In a press conference with Tony Blair, held in front of a humongous presidential seal, Bush again sort of praised the Iraq Study Group: “I appreciated the fact that they laid out a series of recommendations, and they’re worthy of serious study.” In fact, he’ll study the Study Group’s study, and will do so in his study. Soon loses all meaning, doesn’t it? Study study study study. A whole lot of studying going on for a test I’m pretty sure we flunked more than three years ago. George isn’t doing so well on his book report either, since the only thing he can come up with to say about the ISG report is that it lays out a series of recommendations.
Fellow students, prepare to be dazzled! Well, as Mrs. Krabappel already mentioned, the name of the book that I read was “Treasure Island.” It’s about these... pirates. Pirates... with patches over their eyes... and... shiny gold teeth... and green birds on their shoulders... Did I mention this book was written by a guy named Robert Lewis Stevenson? And published by the good people at McGraw Hill. So, in conclusion, on the Simpson scale of one to ten, ten being the highest, one being the lowest, and five being average, I give this book... a nine.Indeed, Bush informs us that “a lot of reports in Washington are never read by anybody, but “To show you how important this one is, I read it, and our guest read it. The Prime Minister read -- read a report prepared by a commission. And this is important.” You’ll notice the premise here is that Bush reads so few things that anything he does read he must consider really important. I’m not saying that, Bush himself is saying that.
Britain’s own Mrs. Krabappel, Anthony Charles Lynton Blair, must spend these things with an imaginary blue pencil in his head, correcting all Bush’s grammatical errors, like this one: “The increase in sectarian attacks we’re seeing in and around Baghdad are unsettling.” That’s right, Mr. Blair, around here we don’t go in for that namby-pamby, la-di-da subject-verb agreement. Two countries divided by a single, or in Bush’s case half of a, language.
However, though Bush continued to speak shit while Blair spoke shite, Blair did have some difficulty with his arithmetic: “But there are only two ways that the Middle East can go. Its people can either be presented with a choice between a secular or a religious dictatorship, which is not a choice that any free people would ever choose, or alternatively, they can enjoy the same possibilities of democracy that we hold dear in our countries.” Three ways, that’s one, two, three ways.
In the q&a, Bush said, “The thing I liked about the Baker-Hamilton report is it discussed the way forward in Iraq.” Yes, and it lays out a series of recommendations. Wasn’t that the whole idea? He sounds like he’s surprised it wasn’t about trout fishing in British Columbia or something.
“Tough” was one of his favorite words today: “I understand how tough it is. And I’ve been telling the American people how tough it is.

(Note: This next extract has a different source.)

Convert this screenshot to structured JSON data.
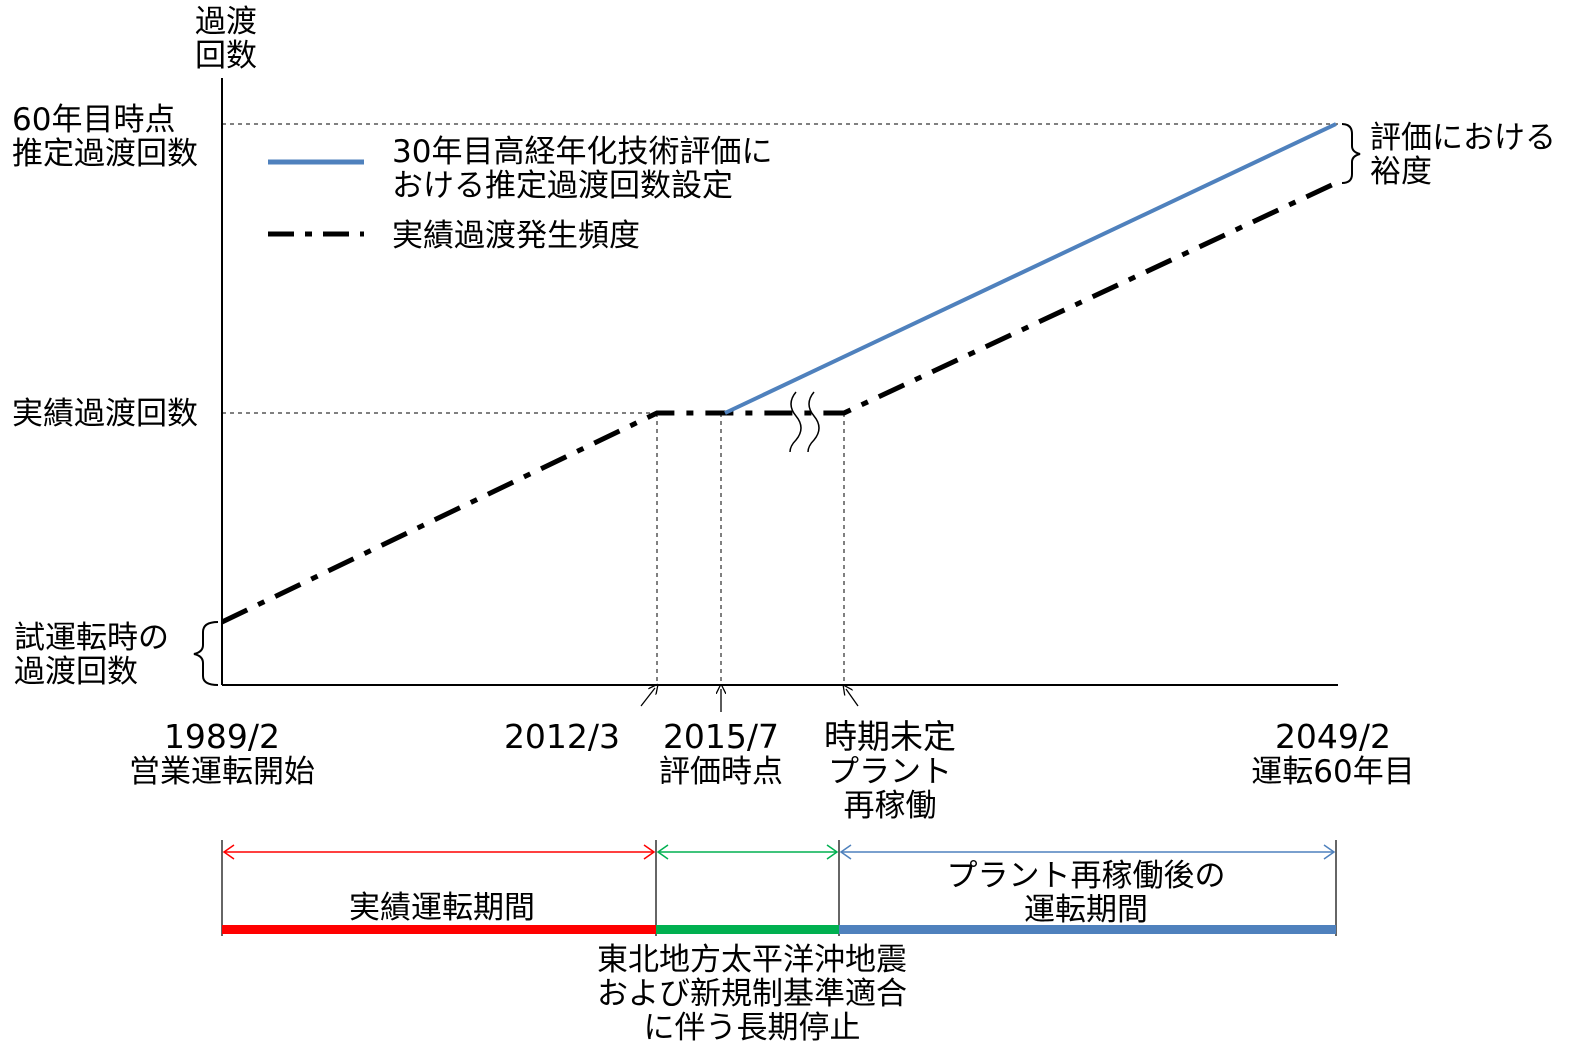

And they know how tough it is. ... And I have made it abundantly clear how tough it is. ... As you can tell, I feel strongly about making sure you understand that I understand it’s tough.” And so on. After a while, Blair started using it too.
Bush also snapped at a reporter, “It’s bad in Iraq. That help?” Um, not really.
Also, e-fricking-nough already of the talk about achieving objectives: he talked with Blair about “the way forward, so we can achieve the objective,” the Baker-Hamilton strategy to “achieve an objective,” helping the Maliki government “achieve the objective,” “do we have a plan to achieve our objective?”, Iran “would be using that nuclear weapon to blackmail to achieve political objectives,” and half a dozen more, by which time, again, copy-cat Blair was using it too.
Just like Sen. Jefferson Beauregard Sessions, who said a couple of days ago, “I talk to those who’ve lost their lives, and they have that sense of duty and mission,” Bush had his own Ghost Whisperer moment: “Make no mistake about it, I understand how tough it is, sir. I talk to families who die.”
He talks to families who die, but will he talk to Syria and Iran, as the ISG recommended? “[T]hese countries understand our position. They know what’s expected of them. There is -- if we were to have a conversation, it would be this one, to Syria: Stop destabilizing the Siniora government. ... Stop allowing money and arms to cross your border into Iraq. Don’t provide safe haven for terrorist groups. We’ve made that position very clear.” Not so much a “conversation” as an ultimatum, really.
Asked if he could admit his past failures in Iraq, Bush said, “I do know that we have not succeeded as fast as we wanted to succeed. I do understand that progress is not as rapid as I had hoped.” So that’s a “no.”
No one asked Bush (or, indeed, Blair) for his reaction to Mary Cheney’s pregnancy, I’m sorry to say.